Infiniti M Hybrid equals Lamborghini Countach in standing quarter mile
By Darren Quick
September 21, 2011
Records may come and go but, aside from grabbing headlines, they're a way of benchmarking the progress of new technologies. In the automotive world this means hybrid drivetrains and we've seen a number of new record attempts in recent times - usually related to fuel economy as with the Kia Optima Drive. The latest comes from Nissan, whose Infiniti luxury division is claiming the world's fastest accelerating full hybrid vehicle in the form of the Infiniti M Hybrid. The M Hybrid has covered the standing quarter mile (400 m) in an average time of 13.9031 seconds - putting it on par with a 1982 Lamborghini Countach.
The record came in a standard production model Infiniti M35h Hybrid, which Nissan points out already holds the 0-100 km/h (62 mph) record of 5.5 seconds. The record attempt was overseen by an adjudicator from Guinness World Records at the UK's Santa Pod Raceway with journalist Tim Pollard at the wheel. The vehicle is powered by a V6 ICE complemented by a 67-horsepower (50 kW) electric motor that combine for a total system power output of 360 horsepower, which is delivered to the rear wheel in a two-clutch system. Nissan says this configuration maximizes both performance and efficiency, while allowing the car to run in electric-only mode at speeds of up to 100 km/h (62 mph).
The 13.9031-second record, which was an average of all runs, included a run of 13.8960 seconds and puts the Infiniti M on a par with the likes of the 1982 Lamborghini Countach (13.9 seconds), the 1998 BMW M3 (13.8 seconds), and 2007 Aston Martin V8 Vantage Volante and 2007 Porsche 911 Carrera (both 13.6 seconds).

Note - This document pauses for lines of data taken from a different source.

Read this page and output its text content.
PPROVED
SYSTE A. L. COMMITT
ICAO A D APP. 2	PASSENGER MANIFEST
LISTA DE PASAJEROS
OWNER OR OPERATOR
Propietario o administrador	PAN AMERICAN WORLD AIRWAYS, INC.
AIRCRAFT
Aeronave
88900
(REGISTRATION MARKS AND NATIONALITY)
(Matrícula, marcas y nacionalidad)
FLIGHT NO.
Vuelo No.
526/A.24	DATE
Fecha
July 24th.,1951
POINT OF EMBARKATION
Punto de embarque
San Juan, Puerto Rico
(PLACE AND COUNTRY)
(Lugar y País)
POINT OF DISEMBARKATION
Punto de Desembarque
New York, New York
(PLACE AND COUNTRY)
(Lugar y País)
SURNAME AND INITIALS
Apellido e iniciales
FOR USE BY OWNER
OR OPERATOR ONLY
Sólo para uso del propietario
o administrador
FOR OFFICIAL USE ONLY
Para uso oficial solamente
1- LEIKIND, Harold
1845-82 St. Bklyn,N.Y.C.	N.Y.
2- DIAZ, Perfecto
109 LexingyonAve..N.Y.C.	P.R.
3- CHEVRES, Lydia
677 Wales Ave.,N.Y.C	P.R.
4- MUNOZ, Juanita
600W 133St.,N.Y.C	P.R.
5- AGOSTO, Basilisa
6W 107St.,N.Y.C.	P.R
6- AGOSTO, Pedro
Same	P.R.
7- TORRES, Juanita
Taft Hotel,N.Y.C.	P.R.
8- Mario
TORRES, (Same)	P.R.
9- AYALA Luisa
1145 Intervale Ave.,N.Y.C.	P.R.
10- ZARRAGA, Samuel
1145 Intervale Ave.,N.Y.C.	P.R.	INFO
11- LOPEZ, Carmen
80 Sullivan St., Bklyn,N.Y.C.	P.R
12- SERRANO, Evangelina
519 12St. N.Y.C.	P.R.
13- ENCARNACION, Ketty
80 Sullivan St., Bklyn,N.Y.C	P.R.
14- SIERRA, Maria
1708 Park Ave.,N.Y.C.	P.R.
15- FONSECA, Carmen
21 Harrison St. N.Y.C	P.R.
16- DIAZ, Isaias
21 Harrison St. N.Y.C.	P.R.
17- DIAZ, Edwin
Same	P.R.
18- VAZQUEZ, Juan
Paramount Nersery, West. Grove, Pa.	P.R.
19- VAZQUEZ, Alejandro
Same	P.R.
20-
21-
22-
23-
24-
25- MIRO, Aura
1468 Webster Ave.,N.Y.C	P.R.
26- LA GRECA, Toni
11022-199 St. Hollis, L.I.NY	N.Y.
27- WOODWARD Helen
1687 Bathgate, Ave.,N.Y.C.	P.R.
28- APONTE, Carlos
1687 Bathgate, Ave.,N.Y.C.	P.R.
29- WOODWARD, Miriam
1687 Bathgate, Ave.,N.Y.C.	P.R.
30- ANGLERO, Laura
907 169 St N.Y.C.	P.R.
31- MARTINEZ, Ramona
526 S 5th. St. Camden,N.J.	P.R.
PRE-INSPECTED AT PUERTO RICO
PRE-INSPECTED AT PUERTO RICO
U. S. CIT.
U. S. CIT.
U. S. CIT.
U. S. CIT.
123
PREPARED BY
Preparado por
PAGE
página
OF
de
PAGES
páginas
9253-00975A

"The Infiniti M35h proves that hybrids can be fast as well as frugal," said Tim Pollard, who is the associate editor of the UK's CAR Magazine. "At Santa Pod you could feel the instant torque of the electric motor away from standstill - the car just leapt off the line. I did try changing gears manually, but it was fastest left in automatic. That was when we achieved the fastest single run of 13.8960 seconds."